В возбуждении метался Нерон по залу. Его заплывший жиром лоб покрылся испариной.
— У тебя есть какая-то тайна, — остановившись, сказал он вдруг.
— Нет никакой.
— Тогда почему скрытничаешь?
— Я слушаю тебя.
— Слушаешь? — насмешливо повторил император. — Ты замалчиваешь что-то. Втроем замалчиваете. Сенека, Лукан и ты. Знаю я вас. Вечно вместе, неразлучны и скрытны, по ночам шепчетесь, замышляете что-то, за моей спиной подаете друг другу только вам одним понятные знаки. Известно, вы всегда заодно. Правдивого слова от вас не услышишь, говорите лукаво, витиевато, косоглазые вы мудрецы. Ба, да вы похожи друг на друга. Теперь вижу. Все трое. В вашем взгляде есть что-то общее.
— Не понимаю тебя.
— Еще бы. Ты, например, с виду очень спокойный, но непрерывно страдаешь. На твою долю выпало много всякого горя. Понятно, ты сам не знаешь, чего хочешь, и, судя по твоим словам, болен; я обращался с тобой чересчур строго из государственных интересов, а ты, хитрец, словно бы рад тому. А может, и в самом деле рад. Поборник страдания, как те жулики, что сидят, скорчившись, под землей перед истуканами. Знаешь, на кого я намекаю... Что с тобой?
— Со мной?
— Ну да. Если страдаешь от боли — кричи, ори, вопи или хотя бы говори. Громко, непрерывно говори. Не лучше ли сказать? Ведь станет легче. А ты лишь выжидаешь молча. Даже за словами твоими таится молчание, тяжесть его возрастает, когда ты пишешь, — смущающая всех тишина.
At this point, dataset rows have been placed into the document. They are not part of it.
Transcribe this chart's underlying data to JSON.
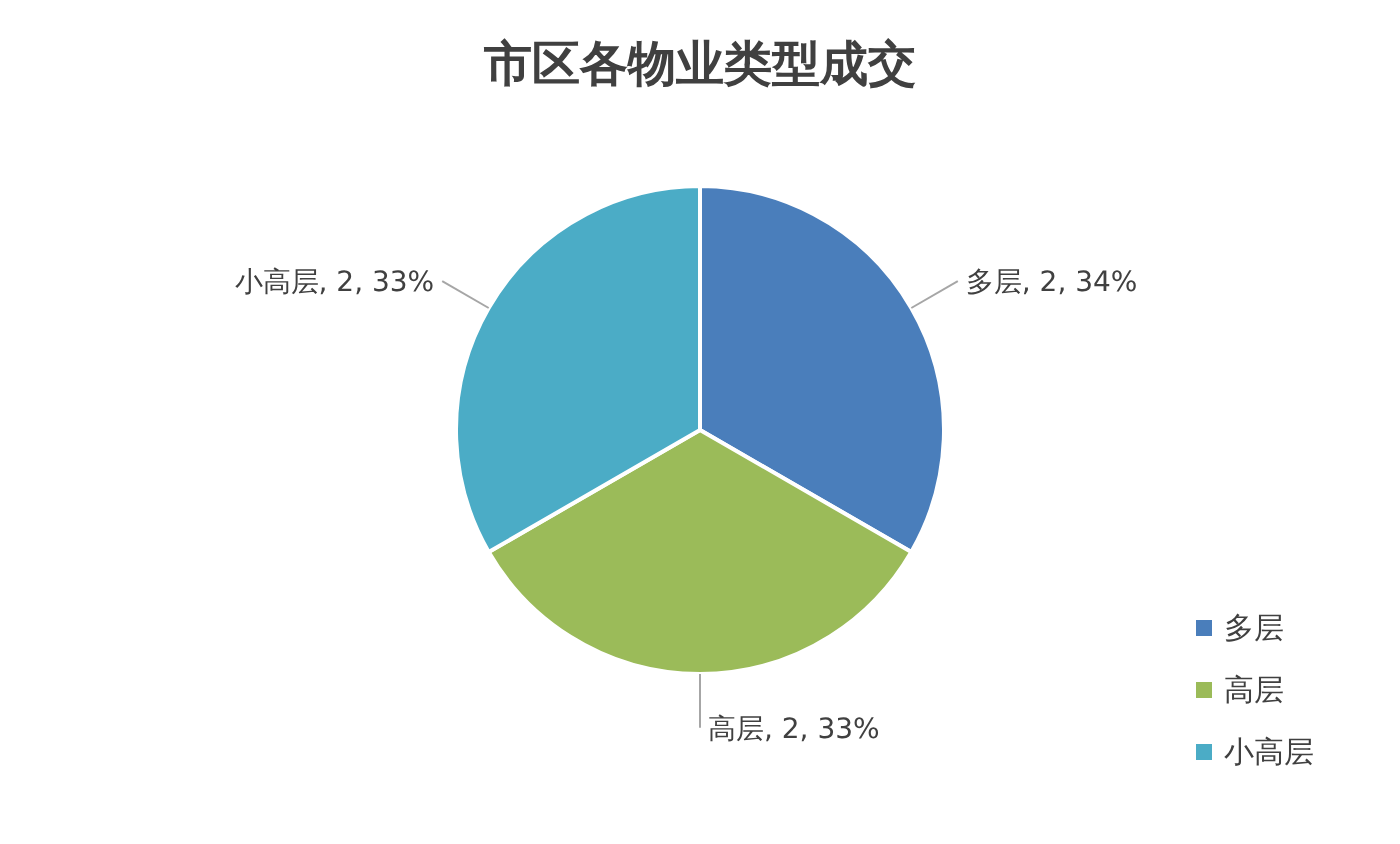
{
  "chart_data": {
    "type": "pie",
    "title": "市区各物业类型成交",
    "categories": [
      "多层",
      "高层",
      "小高层"
    ],
    "values": [
      2,
      2,
      2
    ],
    "value_labels": [
      "多层, 2, 34%",
      "高层, 2, 33%",
      "小高层, 2, 33%"
    ],
    "colors": [
      "#4a7ebb",
      "#9bbb59",
      "#4bacc6"
    ],
    "legend": "bottom right"
  }
}
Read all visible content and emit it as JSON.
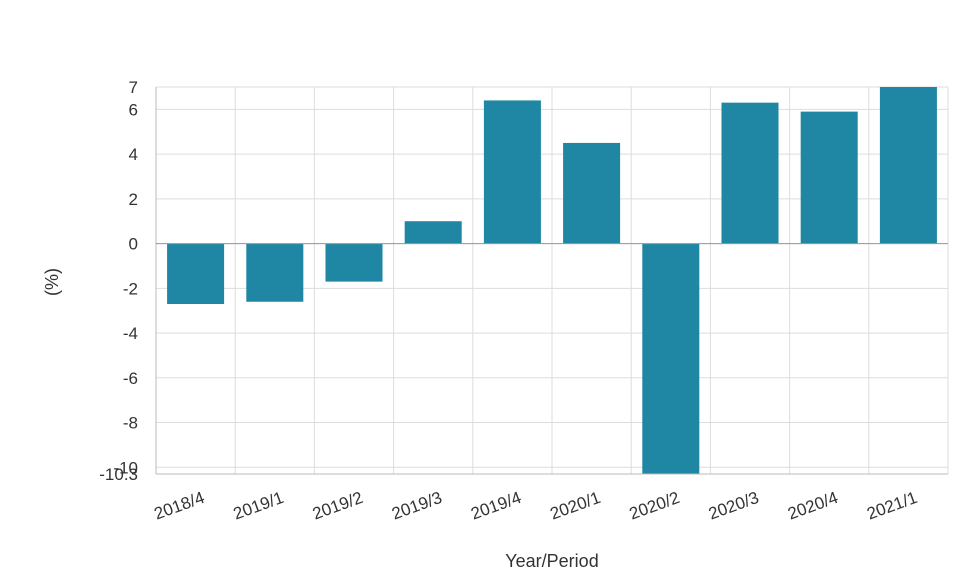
{
  "chart_data": {
    "type": "bar",
    "categories": [
      "2018/4",
      "2019/1",
      "2019/2",
      "2019/3",
      "2019/4",
      "2020/1",
      "2020/2",
      "2020/3",
      "2020/4",
      "2021/1"
    ],
    "series": [
      {
        "values": [
          -2.7,
          -2.6,
          -1.7,
          1.0,
          6.4,
          4.5,
          -10.3,
          6.3,
          5.9,
          7.0
        ]
      }
    ],
    "xlabel": "Year/Period",
    "ylabel": "(%)",
    "ylim": [
      -10.3,
      7
    ],
    "yticks": [
      7,
      6,
      4,
      2,
      0,
      -2,
      -4,
      -6,
      -8,
      -10,
      -10.3
    ],
    "ytick_labels": [
      "7",
      "6",
      "4",
      "2",
      "0",
      "-2",
      "-4",
      "-6",
      "-8",
      "-10",
      "-10.3"
    ],
    "grid": true,
    "bar_color": "#1f87a3"
  }
}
И в твоих стихах я это подметил. Все твои словеса, и стертые и значительные, вводя людей в заблуждение, словно выходят из башни молчания. Как ты этого достигаешь?
— Никак, — запинаясь, пробормотал Британик, — то есть как-то...
— Утверждаю, у тебя есть какая-то тайна. Дьявольское средство или колдовство, ведомое лишь тебе. А может быть, и твоим товарищам. Ахейцы изготовляли греческий огонь, не гаснущий даже в воде, под волнами. Никому не открыли они его секрета, и мы тщетно над этим бьемся. Теперь никто уже не может составить такую краску, как тирский пурпур. Пурпур сейчас тусклый и блеклый, словно неспелая черешня. Открой свой секрет, как ты колдуешь над словами?